When some functions require Arc<Self> due to tokio::task::spawn_blocking, what's the best practice?

Consider the following example:

use tokio::task::spawn_blocking;

use std::sync::Arc;

struct X;

impl X {
    pub async fn new_x() -> Self {
        X
    }
    pub async fn new_arc() -> Arc<Self> {
        Arc::new(X)
    }
    pub async fn foo1(self: Arc<Self>) {
        spawn_blocking(move || self.foo_blocking()).await.expect("spawned task failed")
    }
    pub async fn foo2(self: &Arc<Self>) {
        let this = Arc::clone(self);
        spawn_blocking(move || this.foo_blocking()).await.expect("spawned task failed")
    }
    fn foo_blocking(&self) {
        /* potentially blocking */
    }
}

struct Y {
    inner: Arc<X>,
}

impl Y {
    pub async fn new() -> Self {
        Y { inner: Arc::new(X) }
    }
    pub async fn foo3(&self) {
        let inner = Arc::clone(&self.inner);
        spawn_blocking(move || inner.foo_blocking()).await.expect("spawned task failed")
    }
}

#[tokio::main]
async fn main() {
    // variants 1 and 2: manually wrap `X` into an `Arc`
    let x_manual_arc = Arc::new(X::new_x().await);
    x_manual_arc.clone().foo1().await; // variant 1: `foo` consumes `Arc<Self>`
    x_manual_arc.foo2().await; // variant 2: `foo` takes `&Arc<Self>`
    
    // variants 3 and 4: make `new` return an `Arc<Self>`
    let x_arc = X::new_arc().await; // variants 3 and 4
    x_arc.clone().foo1().await; // variant 3: `foo` consumes `Arc<Self>`
    x_arc.foo2().await; // variant 4: `foo` consumes `Arc<Self>`

    // variant 5: hide `Arc` as an implementation detail by making
    // `new` providing a wrapper around a private inner value
    let y = Y::new().await;
    y.foo3().await;
}

(Playground)

I wonder which of the variants 1 through 5 is the best way to go?

I feel like variant 1 is the most idiomatic one to use because it won't (force) unnecessary creation of Arcs. But it does feel somewhat unergonomic due to the extra Arc::new and Arc::clone needed when calling the foo method:

    let x_manual_arc = Arc::new(X::new_x().await);
    x_manual_arc.clone().foo1().await;

I'd also say that making the Arc creation explicit is the better option, not because it's explicit, but because it doesn't force an unwrapping operation in the case when you need ownership of the value (without the Arc), increasing type safety (since Arc-unwrapping is fallible).

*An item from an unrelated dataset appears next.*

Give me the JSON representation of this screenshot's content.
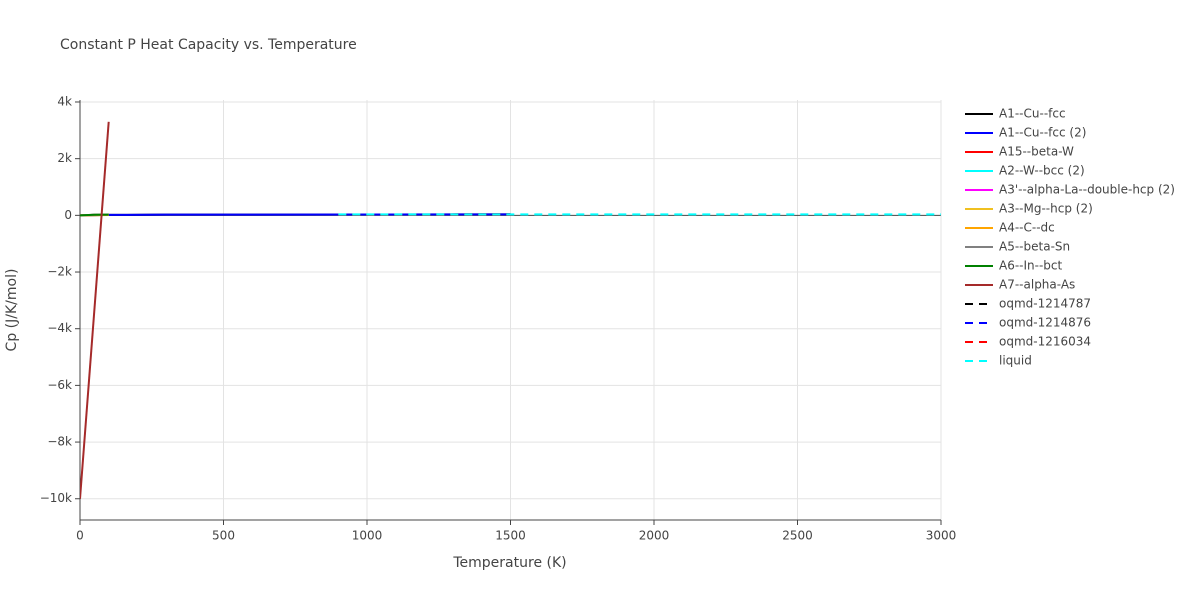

Taking the Arc by-value is also the more expressive option in that it shows clearly that ownership of the Arc is needed (and it can also avoid an unnecessary clone, although cloning Arc is cheap so this is not the foremost reason).

3 Likes

Take time to code as not to need Arc and spawn_blocking.

Assuming the above isn't chosen;
Consider what method will cause least breakage if code refactored in future. Hiding the Arc internally generally will do so; but I have no idea if Arc is needed outside to be used in other parts of code.

In my code I need spawn_blocking because of this:

Maybe I should consider this to be an (ugly) implementation detail and go for variant 5. But in the particular case, it will be a private module, so I don't need to care for a clean/stable API.


Anyway, I believe that in Rust it's usualluy idiomatic to expose the question whether an Arc is needed/consumed/created to the user of an API.

If all you need is to call get_interfaces, then you can probably do this:

let interfaces = spawn_blocking(|| {
    default_net::interface::get_interfaces()
}).await;

This way, you don't have to clone self into the spawn_blocking closure.

2 Likes

Oh right, so something like this:

impl X {
    pub async fn new() -> Self {
        X
    }
    pub async fn foo(&self) {
        let interfaces = spawn_blocking(get_interfaces).await.expect("spawned task failed");
        self.foo_implementation(&interfaces);
    }
    fn foo_implementation(&self, _interfaces: &Interfaces) {
    }
}

#[tokio::main]
async fn main() {
    let x = X::new().await;
    x.foo().await;
}

(Playground)

(And maybe move the implementation inside foo too.)

So I guess I made my (underlying) problem unnecessarily complex (and it can be simplified to not need the Arc). Thanks!